The American military cannot survive the challenges of the 21st century without the preparatory support of the Boy Scouts of America. Millions of our bravest heroes in uniform – thousands who have given their lives in every war since World War I – wore their first uniform as a Boy Scout. A U.S. Marine now in Iraq – who also was my Scoutmaster when I was growing up – once told me that he became a Marine because he had first been a Scout.

Apparently seeking the annihilation of our nation’s defensive capacity along with its moral character, the American Civil Liberties Union announced Monday that U.S. military bases will no longer be able to sponsor Boy Scout troops. It seems that our nation’s military leadership has broken wartime policy to settle with the terrorists in the ACLU.

It is the Boy Scout Oath to which the ACLU responded by filing legal claims against the U.S. Department of Defense, the U.S. Department of Housing and Urban Development, and the Chicago Board of Education in 1999. “On my honor,” goes the Oath, “I will do my best to do my duty to God and my country, and to obey the Scout Law, to help other people at all times, to keep myself physically strong, mentally awake, and morally straight.”

Following its new settlement with the ACLU, the Department of Defense will be sending word to American military bases worldwide that sponsorship of the Boy Scouts is strictly prohibited. Though Boy Scouts – primarily the children of service members – have long met on military bases in association with a base sponsor, the days of political correctness have brought that arrangement to an end. And this is the George W. Bush / Donald Rumsfeld Department of Defense that we’re talking about.

Like an array of private organizations that, of necessity, have dealings with our nation’s armed forces, the Boy Scouts adhere to beliefs and practices that fall outside the sanction of public policy. No one on our nation’s military bases is coerced into supporting the Boy Scouts, though, no doubt, members of our armed forces hold the Scouts in much higher esteem than they do the ACLU.

It is true that Congress awarded a national charter – an honorary statement that Congress supports the patriotic, educational or scientific goals of an organization and that the organization is guaranteed rights to its name in perpetuity – to the Boy Scouts of America in 1916. Congress did this in full recognition of the Scouts’ right to discriminate.

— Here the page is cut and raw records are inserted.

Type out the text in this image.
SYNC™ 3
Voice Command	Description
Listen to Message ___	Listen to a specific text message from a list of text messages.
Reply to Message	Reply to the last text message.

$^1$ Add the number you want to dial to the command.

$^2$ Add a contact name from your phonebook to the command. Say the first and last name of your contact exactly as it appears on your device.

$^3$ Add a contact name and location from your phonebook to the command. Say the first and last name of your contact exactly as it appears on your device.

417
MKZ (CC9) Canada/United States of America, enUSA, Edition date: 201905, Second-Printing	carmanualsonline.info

But it isn’t as though membership in the Boy Scouts of America is restricted to evangelical Protestants only. The Boy Scouts are as ecumenical as organizations come. Among 29 religious groups that award patches to Scouts through the Religious Relationships Committee are Armenians, Baha’i, Baptist, Buddhist, Christian Science, Eastern Catholic, Eastern Orthodox, Episcopal, Hindu, Islamic, Jewish, Lutheran, Maher Baba, Moravian, Mormon, Presbyterian, Quaker, Roman Catholic, United Methodist and Zoroastrian.

But the Boy Scouts do insist on belief in God. Over the years since the Boy Scouts of America was founded, several hundred atheists have been told that they could not serve in positions of Scout leadership. Is this inconsistent with the principles by which our nation’s military and government operate?

Just because military bases sponsor Scout troops doesn’t make those troops an extension of government. Thousands of police and fire departments, cities and schools also sponsor Boy Scout troops. The Boy Scouts remain a private organization – a partnership with government does not automatically render an organization public domain.

It’s also worth noting that our nation’s military itself administers an Oath of Military Service to new members of the armed forces, that, like the Presidential, Congressional, and Supreme Court Oaths of Office, concludes with the words, “So help me God.” In fact, all high-ranking government officers must swear an oath in accordance with Section 3331 of Title V of the U.S. Code that includes that little invocation to the Almighty.

Further, military bases feature a vast array of religious options for the personnel and families who live and work there. In recent years, the nation has discussed the admission of Wiccan chaplains to the military, and Muslims are well represented in the chaplaincy despite the sensitive nature of our present war.

But the Department of Defense cannot expect to win wars abroad if it is capitulating to the demands of political correctness at home. Our armed forces must be aligned with the standards of character that make America worth fighting for.

Americans who care about our nation’s moral condition and national security must contact the Department of Defense and tell them to stand up for the Boy Scouts. Send a comment to Secretary Rumsfeld – tell him that he must do everything possible to reverse Monday’s settlement with the ACLU.